「山椒は小粒でもピリッと辛い」の古事ではないが、長編大作にも勝るとも劣らない刺激と興奮を漲らせた多様な6本の短編映画を一挙に上映する『short6 シネクイント・ショートフィルムズvol.1』が11月17日から、渋谷シネクインとにて開催される。スウェーデン、ドイツ、アメリカ、カナダと国籍も様々なら、実写、人形アニメ、CG作品と表現方法に作品内容・ジャンルともヴァラエティに富んだ6本で、いずれも各国の映画祭やネット配信で高い評判を呼んだ逸品ばかりだ。
10月12日の夜、この作品のスペシャル・プレミア上映が、渋谷シネクイントにて開催された。この日は本編の上映に先駆けて、この上映の予告編として宇川直宏氏、中原昌也氏、伊勢谷友介氏という3人のクリエイターが製作した1人1分間のオリジナル・ショートフィルムがDLPによりスペシャル上映されたほか、伊勢谷友介氏と中原昌也氏が来場し、舞台挨拶も行われた。その模様を紹介しよう。










『short6』予告編及びオリジナル・ショートフィルムの上映が終わると、舞台には伊勢谷友介氏と中原昌也氏が登場し、まずは一言づつ挨拶を行った。なおもう一人のクリエイターである宇川直宏氏は、スケジュールの都合でこの日は出席できなかったが、司会の方によってメッセージが紹介された。
伊勢谷氏の撮った作品は、“死”と“生”というヘヴィなテーマを、爽やかに仕上げたものだ。「最初は、ラブシーンばかりのものを考えていたんですけど、戦争があったりで僕の中でそういうのじゃない何かをった」。長い物語を考えてしまったので、どのように削っていくかに苦労されたとのこと。
一方「抽象的なものはやるまいと思っていたんですが、結局そういうものをやるしかなかったという…」と語った中原氏、その作品にも今回のテロの余波がもっと実際的な形で影響を落としている。今回、中原氏はフィルムで撮影を行ったのだが、その現像を行う海外のラボからテロの余波で現像が期日までに間に合わないと連絡を受け、急遽ビデオで再度撮影しなおしいざ編集…という時に、ちゃっかりフィルムが届いたそうだ。「意味なくお金を使ってしまって(苦笑)」と、製作を振返り自作には厳しい発言をしていた中原氏だが、それでも音楽などまで全て一人で行った拘りが伝わってくるショート・フィルムだ。

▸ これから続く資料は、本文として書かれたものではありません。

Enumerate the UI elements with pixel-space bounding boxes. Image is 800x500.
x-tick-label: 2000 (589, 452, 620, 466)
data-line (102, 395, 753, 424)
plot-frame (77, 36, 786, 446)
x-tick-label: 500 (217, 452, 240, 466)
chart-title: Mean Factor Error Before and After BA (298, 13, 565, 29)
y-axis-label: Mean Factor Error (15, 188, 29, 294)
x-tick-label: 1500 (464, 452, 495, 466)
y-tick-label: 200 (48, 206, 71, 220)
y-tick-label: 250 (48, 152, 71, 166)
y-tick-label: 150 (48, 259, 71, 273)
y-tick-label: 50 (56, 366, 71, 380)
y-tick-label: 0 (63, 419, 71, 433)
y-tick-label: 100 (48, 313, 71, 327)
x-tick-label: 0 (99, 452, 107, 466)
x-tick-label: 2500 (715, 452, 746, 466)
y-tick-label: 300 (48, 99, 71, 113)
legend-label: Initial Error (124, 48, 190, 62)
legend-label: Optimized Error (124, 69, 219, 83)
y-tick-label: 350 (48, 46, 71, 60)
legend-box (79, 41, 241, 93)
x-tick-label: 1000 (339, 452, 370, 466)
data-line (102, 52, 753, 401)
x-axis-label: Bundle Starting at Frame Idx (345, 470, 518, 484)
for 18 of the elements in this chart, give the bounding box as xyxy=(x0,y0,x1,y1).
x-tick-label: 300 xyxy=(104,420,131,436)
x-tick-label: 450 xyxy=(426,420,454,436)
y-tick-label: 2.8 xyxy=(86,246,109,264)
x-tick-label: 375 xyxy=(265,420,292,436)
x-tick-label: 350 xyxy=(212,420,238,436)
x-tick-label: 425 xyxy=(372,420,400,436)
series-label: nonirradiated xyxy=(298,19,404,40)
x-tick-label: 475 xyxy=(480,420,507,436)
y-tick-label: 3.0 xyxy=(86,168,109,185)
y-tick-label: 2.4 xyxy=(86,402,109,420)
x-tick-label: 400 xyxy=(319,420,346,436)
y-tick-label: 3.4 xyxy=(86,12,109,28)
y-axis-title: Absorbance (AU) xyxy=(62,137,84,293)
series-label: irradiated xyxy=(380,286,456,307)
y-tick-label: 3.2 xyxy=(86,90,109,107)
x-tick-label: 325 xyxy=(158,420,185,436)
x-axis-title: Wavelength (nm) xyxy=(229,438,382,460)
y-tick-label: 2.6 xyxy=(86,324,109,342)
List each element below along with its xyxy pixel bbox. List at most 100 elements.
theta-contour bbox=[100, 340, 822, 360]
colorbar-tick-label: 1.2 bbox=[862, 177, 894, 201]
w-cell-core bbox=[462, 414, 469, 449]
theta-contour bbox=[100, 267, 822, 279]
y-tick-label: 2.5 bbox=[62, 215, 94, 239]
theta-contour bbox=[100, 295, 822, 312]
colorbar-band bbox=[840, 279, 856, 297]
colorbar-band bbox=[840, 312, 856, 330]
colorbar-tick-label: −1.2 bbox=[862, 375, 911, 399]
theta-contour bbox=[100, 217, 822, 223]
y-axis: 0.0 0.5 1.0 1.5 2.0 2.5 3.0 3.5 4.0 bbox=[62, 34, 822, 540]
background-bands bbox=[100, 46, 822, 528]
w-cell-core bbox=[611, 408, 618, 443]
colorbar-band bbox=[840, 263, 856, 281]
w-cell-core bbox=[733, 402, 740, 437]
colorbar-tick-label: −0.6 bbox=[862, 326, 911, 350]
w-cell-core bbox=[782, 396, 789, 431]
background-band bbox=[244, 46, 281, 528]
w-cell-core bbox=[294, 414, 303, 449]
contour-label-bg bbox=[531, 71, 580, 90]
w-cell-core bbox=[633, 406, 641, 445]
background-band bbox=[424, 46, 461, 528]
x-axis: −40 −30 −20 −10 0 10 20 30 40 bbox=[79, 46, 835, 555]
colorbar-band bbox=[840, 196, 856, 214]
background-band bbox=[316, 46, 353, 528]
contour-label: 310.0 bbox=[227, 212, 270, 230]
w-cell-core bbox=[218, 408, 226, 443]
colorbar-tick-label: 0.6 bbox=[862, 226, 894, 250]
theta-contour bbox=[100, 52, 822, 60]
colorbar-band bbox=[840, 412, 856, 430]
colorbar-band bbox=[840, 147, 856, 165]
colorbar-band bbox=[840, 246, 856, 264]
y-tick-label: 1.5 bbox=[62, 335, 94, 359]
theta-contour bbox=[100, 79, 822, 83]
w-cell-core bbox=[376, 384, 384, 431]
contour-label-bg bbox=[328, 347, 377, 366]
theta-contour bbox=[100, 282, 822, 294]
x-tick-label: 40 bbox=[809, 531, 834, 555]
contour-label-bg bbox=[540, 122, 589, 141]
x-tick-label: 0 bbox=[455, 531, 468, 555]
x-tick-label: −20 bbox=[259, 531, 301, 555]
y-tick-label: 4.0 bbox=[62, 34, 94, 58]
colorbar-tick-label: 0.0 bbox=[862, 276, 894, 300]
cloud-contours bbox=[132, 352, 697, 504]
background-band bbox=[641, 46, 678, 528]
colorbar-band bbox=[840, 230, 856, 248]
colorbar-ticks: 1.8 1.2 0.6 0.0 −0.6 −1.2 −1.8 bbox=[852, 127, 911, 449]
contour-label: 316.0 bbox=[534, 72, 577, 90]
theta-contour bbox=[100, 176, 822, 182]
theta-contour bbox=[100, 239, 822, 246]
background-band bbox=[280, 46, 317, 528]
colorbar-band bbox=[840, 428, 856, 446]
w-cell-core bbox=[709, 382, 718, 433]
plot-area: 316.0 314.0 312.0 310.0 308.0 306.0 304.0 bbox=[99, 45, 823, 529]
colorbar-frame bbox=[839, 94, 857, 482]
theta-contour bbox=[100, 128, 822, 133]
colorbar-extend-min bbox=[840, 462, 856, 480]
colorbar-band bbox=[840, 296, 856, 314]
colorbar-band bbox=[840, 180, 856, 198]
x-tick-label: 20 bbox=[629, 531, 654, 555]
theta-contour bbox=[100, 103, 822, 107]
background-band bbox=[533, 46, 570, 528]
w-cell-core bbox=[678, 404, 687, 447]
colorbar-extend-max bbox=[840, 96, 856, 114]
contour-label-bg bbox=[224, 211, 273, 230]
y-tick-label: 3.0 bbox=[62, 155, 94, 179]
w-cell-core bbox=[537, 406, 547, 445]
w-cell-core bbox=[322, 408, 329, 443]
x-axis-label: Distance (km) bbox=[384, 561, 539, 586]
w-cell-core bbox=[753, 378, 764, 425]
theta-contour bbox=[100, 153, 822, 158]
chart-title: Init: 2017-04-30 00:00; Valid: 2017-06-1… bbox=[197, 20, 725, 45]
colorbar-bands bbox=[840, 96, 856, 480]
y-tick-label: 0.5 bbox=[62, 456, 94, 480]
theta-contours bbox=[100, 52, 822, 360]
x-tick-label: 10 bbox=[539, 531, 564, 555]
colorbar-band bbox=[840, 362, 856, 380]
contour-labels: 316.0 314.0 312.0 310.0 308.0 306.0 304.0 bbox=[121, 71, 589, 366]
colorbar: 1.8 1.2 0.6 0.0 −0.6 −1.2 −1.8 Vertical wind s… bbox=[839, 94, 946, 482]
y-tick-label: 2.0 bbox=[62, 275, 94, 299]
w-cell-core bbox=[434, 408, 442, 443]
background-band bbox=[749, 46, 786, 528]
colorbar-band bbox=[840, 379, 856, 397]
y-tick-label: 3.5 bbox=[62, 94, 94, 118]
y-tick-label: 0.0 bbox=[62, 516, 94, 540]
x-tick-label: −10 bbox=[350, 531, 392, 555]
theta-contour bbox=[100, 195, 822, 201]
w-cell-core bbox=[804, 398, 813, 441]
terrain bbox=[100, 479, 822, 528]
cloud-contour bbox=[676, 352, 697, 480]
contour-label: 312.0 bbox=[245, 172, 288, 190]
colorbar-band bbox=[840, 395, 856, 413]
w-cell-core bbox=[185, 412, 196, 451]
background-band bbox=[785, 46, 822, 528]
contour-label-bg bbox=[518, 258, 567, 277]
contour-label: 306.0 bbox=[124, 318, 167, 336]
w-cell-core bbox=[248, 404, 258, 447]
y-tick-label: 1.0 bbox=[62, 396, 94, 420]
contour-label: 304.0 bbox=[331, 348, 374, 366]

今回、実際に作品を撮ったお2人にとって、ショート・フィルムの魅力と、今回に上映作品中の一押し作品はそれぞれ、「飽きる前に終わる。その前に何かを伝えられ、感じてもらえれば成功です。上映作品では『四つの部屋と六人の打楽器奏者のための音楽』が特に面白かった」(伊勢谷氏)「面白いかつまらないか、判る前に終わる…と思ってたけど、(僕の)つまんないですね(苦笑)。おすすめは、デビッド・クローネンバーグ監督の…と言いたいところだけれど、『WAVE TWISTERS』です」(中原氏)とのこと。さて、これを読んでいる皆さんも、どの作品とビビッと波長があうか、是非劇場で確かめてみよう。
「こういう遊べる企画が、もっとあるといいですね」(伊勢谷氏)、「僕は無駄に予算を使っちゃいましたが、ショート・フィルムは期間さえあれば、それ程予算をかけずに創れると思いますので、皆さんも作ってみてください」(中原氏)と、ショート・フィルムという作品形態の楽しみ方について、それぞれからメッセージが語られ舞台挨拶は終了した。

なお、『short6 シネクイント・ショートフィルムズvol.1』は11月17日から、渋谷シネクインにてレイトロードショー!